I began my golfing career (cough) at the age of 50, only five-years ago. Just my way of confessing that I’m a legitimate hack. The only thing that would make me look worse when I swing, is having my trousers fall to my ankles while poised in my follow through stance during the ball’s-flight. Take that visual any way you wish.
As the first day of real summer seemed to land the other day, I decided it was time to swing a club again. My favorite short pants were chosen. I’ve worn them from the beaches of the Philippines to the mountains of Montana, and nothing has felt so right on my bones as these well worn shorts … until my first tee-off this day.
Snap. Bloop. Holy Shhh … FORE!
It’s much harder to hit the fairways if you’re inadvertantly mooning a foursome at the advanced tee box behind you.
This went on for 9-holes. Whether I bent over to pick up a ball, leap a creek, stretch a hamstring or stymie a chuckle on my own behalf, my pants would snap open, forcing my knees apart, to catch my falling, failed garment.

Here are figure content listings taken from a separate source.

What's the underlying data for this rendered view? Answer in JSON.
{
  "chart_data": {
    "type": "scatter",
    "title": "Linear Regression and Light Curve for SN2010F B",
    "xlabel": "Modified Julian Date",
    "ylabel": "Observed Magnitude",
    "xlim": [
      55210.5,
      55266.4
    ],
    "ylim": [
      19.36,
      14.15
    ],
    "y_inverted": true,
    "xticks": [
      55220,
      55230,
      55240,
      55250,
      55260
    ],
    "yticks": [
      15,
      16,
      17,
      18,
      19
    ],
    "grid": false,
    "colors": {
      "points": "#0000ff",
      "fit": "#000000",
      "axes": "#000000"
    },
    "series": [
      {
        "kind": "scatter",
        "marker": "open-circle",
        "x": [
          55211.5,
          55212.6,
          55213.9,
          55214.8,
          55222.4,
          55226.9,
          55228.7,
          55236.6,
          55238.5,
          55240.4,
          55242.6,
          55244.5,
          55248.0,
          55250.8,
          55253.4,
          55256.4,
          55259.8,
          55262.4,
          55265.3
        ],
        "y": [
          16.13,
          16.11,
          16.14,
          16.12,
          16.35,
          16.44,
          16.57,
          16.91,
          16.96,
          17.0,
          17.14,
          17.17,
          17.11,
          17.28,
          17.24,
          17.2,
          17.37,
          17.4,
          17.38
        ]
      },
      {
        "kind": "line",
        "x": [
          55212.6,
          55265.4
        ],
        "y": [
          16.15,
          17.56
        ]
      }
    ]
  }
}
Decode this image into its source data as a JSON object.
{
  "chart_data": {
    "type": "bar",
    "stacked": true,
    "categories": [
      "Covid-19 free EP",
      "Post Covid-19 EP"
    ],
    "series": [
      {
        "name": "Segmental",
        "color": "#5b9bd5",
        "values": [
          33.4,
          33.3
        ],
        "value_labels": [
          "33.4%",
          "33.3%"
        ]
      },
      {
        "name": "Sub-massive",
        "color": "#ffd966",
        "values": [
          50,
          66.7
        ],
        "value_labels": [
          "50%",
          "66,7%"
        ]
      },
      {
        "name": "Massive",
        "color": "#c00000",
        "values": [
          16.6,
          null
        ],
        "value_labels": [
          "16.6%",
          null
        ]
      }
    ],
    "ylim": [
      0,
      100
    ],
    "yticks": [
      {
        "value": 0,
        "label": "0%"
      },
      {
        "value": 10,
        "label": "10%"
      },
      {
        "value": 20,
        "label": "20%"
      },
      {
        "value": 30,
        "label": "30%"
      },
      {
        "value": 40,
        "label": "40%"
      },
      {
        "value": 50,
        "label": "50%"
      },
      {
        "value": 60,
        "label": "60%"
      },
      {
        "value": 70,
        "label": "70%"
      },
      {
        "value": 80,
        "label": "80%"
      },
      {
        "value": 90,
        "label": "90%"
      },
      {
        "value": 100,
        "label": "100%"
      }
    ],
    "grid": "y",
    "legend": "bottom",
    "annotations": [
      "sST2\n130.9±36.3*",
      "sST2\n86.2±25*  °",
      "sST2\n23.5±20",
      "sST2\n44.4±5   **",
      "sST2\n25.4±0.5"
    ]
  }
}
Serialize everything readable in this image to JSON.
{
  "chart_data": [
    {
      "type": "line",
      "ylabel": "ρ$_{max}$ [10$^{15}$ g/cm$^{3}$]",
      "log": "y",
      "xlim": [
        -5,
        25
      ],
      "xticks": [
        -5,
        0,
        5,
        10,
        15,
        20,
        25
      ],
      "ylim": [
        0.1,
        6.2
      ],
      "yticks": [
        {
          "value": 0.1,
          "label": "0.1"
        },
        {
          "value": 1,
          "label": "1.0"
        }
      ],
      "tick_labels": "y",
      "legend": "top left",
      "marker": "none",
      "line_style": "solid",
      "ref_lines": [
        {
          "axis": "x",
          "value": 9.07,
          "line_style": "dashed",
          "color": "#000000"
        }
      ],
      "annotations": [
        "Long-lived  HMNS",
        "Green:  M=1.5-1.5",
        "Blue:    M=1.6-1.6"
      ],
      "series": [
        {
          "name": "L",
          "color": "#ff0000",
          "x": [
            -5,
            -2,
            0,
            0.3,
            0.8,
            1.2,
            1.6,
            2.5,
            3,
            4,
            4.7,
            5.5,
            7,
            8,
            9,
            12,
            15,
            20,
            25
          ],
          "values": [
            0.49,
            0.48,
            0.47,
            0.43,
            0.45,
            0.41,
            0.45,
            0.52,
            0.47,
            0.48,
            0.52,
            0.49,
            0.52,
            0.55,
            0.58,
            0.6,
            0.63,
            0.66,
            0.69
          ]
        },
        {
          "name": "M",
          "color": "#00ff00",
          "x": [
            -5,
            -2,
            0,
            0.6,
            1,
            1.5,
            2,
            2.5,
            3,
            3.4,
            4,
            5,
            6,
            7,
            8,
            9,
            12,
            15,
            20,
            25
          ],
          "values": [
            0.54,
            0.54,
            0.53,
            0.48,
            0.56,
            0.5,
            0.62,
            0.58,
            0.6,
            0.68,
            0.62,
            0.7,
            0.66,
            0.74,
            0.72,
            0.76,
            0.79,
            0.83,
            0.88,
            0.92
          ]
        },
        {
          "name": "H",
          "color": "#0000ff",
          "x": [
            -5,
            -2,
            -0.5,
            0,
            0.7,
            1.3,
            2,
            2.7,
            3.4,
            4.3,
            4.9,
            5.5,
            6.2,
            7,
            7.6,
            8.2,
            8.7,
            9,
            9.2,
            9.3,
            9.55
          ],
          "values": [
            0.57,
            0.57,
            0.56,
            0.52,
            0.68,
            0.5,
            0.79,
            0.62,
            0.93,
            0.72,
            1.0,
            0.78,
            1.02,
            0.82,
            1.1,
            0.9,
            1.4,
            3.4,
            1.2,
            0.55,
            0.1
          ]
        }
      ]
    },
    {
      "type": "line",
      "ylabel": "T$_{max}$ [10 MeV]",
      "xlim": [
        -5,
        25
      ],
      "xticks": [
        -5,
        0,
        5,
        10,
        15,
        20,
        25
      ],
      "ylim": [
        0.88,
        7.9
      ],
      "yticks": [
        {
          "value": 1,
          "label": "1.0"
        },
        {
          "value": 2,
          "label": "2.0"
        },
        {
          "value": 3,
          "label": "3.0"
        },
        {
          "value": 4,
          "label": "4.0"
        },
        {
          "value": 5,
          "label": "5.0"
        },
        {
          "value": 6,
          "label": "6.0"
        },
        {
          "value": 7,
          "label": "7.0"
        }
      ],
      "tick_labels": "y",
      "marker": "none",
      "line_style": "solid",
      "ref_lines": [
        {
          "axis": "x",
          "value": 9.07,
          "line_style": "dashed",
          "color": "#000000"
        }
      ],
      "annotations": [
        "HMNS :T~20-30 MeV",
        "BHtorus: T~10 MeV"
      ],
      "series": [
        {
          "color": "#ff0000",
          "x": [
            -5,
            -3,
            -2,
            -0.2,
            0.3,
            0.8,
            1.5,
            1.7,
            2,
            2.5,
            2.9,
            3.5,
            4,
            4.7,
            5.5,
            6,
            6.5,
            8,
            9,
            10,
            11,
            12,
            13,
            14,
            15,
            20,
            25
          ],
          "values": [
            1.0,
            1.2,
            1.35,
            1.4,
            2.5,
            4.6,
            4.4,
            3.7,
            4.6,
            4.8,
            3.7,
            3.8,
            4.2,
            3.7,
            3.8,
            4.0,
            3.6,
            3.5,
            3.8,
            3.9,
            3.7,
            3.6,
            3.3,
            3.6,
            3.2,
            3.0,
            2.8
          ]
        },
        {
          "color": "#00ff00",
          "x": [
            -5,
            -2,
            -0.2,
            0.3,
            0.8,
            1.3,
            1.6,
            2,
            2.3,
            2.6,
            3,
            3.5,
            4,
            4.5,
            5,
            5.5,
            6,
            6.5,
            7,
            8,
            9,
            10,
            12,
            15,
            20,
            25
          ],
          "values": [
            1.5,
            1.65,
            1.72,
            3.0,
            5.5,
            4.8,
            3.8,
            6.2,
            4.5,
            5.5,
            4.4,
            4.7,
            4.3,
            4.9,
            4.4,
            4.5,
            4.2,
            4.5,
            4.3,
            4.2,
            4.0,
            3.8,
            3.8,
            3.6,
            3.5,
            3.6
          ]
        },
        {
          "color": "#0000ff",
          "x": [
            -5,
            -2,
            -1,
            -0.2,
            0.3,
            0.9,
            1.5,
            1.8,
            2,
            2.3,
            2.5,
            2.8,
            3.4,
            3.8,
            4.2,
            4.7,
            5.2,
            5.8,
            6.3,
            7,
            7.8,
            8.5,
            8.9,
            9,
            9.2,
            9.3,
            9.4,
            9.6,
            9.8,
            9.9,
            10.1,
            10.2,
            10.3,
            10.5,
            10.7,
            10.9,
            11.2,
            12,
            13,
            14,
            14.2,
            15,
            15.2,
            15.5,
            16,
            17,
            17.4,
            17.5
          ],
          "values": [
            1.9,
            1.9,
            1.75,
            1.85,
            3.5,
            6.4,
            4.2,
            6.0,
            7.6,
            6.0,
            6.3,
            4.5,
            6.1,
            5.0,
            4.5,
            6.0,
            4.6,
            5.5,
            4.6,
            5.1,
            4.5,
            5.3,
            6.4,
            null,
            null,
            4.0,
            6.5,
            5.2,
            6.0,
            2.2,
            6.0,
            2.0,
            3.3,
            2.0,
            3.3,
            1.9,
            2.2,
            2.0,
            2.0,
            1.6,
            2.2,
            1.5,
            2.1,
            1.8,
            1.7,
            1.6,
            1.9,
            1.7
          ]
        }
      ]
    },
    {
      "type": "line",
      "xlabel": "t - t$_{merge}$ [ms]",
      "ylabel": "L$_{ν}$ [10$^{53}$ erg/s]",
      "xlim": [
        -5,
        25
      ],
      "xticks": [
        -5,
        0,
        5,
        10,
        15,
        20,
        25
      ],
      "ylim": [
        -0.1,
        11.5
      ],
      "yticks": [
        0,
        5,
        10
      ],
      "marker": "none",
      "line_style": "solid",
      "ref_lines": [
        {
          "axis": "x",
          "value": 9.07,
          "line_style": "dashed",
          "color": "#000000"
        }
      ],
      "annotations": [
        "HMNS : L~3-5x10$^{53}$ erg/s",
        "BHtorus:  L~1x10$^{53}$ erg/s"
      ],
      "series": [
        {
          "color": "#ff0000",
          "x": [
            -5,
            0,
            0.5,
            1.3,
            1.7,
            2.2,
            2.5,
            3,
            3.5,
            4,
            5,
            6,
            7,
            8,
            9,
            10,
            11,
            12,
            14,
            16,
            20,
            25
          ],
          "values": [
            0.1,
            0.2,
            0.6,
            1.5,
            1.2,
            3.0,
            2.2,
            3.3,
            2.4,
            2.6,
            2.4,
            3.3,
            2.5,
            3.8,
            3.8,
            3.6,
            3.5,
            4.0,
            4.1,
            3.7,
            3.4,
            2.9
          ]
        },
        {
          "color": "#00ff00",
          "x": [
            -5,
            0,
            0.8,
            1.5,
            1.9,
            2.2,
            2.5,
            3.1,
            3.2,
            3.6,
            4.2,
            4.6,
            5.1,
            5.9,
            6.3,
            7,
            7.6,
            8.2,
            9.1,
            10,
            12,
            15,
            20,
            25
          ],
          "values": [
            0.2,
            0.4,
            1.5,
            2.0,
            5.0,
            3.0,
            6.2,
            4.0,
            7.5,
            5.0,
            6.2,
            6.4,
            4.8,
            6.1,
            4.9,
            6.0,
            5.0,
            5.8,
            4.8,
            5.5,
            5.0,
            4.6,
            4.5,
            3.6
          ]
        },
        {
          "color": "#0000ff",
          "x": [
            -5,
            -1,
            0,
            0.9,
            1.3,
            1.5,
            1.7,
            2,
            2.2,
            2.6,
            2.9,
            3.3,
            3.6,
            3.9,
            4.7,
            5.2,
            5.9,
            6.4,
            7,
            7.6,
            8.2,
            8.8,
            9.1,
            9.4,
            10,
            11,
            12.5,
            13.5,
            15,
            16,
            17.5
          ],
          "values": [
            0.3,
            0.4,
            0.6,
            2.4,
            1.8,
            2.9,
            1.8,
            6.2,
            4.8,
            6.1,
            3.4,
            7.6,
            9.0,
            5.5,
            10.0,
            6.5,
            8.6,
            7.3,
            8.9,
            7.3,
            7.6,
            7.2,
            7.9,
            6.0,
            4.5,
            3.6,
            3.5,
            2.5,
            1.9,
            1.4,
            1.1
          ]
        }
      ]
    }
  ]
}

My waist-size used to equal my age–back when that was a good thing–when neither number was close to 40.
Ah yes, the early pant years: my 30’s, 32’s, hell, even the 36’s –what a summer those bell bottomed Calvin Clines had at that String Cheese concert. But, somewhere between age 50 and today, my belt size seems bent on keeping up with my age.
My only recourse, should the two numbers ever again match up, would be to simply embrace clown pants. One, fat-size-fits-all pair would be a comfort; and naturally, no one on a golf course (of all places) would think twice about seeing a man in polkadots and a red nose, juggling some balls.